The study investigates the isotype and neutralising capacity of ASCs isolated from 20 Covid19 patients. They found a significant increase in the number of IgA+, IgG+ and IgM+ ASCs in patients compared to healthy controls. Antibody neutralising titres correlated significantly with S1-specific IgA and IgG titres, while there was only a mild correlation with N-specific IgM+ titres. Patients also had significantly increased frequencies of activated CD8+ T cells and CD4+ T cells. 

Impact for SARS-CoV2/COVID19 research

Understand the immune response to SARS-CoV2/COVID19: the findings contribute towards our understanding of a humoral response mounted against SARS-CoV-2.

Study Type

· In vitro study

· Patient Case study

Strengths and limitations of the paper

Novelty: Very limited novelty. They demonstrate increase in the frequency of activated CD8+ T cells suggesting they might be relevant for the antiviral response to SARS-CoV-2.

Standing in the field: The findings are not controversial.

Appropriate statistics: Yes.

Viral model used: Live virus (SARS-CoV-2/human/SWE/01/2020)

Translatability: Limited translatability. 

Main limitations:

- They looked only at total rather than SARS-CoV-2-specific CD8+ T cells.

- Their data regarding the severity of the symptoms, duration of hospitalisation, and time from symptom onset to discharge indicate variable disease severity between patients. It would have been useful if it was also correlated with their antibody titre and cell data.

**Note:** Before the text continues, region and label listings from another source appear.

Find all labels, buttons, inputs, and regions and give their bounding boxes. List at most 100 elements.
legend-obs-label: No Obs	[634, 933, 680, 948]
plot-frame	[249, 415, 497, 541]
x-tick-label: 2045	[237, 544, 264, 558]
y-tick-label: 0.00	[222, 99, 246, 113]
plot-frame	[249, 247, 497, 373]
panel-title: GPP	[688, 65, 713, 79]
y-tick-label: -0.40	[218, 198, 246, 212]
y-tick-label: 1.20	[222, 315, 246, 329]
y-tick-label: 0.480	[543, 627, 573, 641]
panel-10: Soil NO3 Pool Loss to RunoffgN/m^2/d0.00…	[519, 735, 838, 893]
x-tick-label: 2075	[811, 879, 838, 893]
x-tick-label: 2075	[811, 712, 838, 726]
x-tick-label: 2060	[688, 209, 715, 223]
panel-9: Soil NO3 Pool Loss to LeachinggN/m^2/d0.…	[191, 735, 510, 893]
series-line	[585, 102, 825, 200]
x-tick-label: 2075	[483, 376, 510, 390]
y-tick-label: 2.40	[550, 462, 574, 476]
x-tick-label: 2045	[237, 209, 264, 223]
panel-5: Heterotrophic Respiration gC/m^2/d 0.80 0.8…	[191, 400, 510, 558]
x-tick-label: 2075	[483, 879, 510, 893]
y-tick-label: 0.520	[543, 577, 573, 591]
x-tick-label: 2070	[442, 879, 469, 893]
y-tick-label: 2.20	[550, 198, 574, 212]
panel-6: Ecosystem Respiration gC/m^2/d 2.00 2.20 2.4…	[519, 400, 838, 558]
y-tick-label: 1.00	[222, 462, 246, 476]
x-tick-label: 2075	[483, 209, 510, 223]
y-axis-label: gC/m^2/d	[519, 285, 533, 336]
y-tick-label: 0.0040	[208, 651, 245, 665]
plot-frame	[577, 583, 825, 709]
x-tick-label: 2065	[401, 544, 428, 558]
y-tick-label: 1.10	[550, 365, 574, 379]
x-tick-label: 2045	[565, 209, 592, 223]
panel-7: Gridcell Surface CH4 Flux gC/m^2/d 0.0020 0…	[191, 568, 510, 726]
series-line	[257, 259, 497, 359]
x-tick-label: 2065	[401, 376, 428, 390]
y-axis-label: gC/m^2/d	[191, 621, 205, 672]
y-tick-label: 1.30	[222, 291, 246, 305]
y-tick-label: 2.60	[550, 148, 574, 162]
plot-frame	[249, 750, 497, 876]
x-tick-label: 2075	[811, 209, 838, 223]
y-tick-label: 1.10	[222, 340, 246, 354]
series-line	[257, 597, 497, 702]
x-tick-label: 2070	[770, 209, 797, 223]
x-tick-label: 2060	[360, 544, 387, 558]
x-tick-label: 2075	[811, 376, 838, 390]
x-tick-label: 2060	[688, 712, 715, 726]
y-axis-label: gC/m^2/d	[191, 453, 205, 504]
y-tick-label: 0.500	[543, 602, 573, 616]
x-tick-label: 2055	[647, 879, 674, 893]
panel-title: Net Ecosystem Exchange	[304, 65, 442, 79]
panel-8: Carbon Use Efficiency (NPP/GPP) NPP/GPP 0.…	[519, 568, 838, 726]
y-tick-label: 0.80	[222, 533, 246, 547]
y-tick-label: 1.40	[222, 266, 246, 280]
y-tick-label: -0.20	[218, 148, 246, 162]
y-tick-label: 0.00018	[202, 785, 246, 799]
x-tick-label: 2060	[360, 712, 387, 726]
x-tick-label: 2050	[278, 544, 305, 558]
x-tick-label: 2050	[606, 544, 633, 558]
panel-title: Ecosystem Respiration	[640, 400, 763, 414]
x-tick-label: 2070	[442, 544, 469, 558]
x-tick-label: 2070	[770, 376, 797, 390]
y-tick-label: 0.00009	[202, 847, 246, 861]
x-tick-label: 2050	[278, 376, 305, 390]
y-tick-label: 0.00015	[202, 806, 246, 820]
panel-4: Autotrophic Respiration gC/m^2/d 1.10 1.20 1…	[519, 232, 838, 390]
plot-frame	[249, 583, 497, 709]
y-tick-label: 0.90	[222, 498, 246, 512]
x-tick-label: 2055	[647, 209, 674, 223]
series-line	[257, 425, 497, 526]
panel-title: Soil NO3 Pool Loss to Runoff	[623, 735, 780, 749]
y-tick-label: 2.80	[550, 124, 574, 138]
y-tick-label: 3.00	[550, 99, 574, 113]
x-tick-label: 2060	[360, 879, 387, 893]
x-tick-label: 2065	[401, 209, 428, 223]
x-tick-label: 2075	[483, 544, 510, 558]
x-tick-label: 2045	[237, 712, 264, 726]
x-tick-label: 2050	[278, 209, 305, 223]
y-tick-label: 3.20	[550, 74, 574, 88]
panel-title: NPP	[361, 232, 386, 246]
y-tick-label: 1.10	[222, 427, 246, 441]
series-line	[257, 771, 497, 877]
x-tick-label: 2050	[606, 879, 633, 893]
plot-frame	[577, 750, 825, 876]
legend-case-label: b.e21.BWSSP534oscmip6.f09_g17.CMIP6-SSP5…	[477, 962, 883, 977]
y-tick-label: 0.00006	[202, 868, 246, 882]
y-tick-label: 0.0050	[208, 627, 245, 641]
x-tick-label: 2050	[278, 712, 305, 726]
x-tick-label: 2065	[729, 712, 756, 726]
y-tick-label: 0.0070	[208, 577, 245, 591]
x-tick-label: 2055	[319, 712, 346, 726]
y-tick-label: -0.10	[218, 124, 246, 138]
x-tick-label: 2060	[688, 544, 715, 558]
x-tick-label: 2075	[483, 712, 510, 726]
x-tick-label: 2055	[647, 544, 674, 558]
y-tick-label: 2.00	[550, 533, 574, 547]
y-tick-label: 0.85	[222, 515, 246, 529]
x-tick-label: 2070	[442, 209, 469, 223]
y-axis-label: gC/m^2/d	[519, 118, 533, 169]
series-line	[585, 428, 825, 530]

- The control group was very small (7 people) and the median age – 31, compared to 53 years for the patients.

- The authors suggest that IgG is the dominant ASC isotype during response to SARS-CoV-2 infection based on total ASC data, however the relevance of this finding is not clear, as the N-specific response had similar frequencies of IgA, IgM and IgG (Figure 1.I).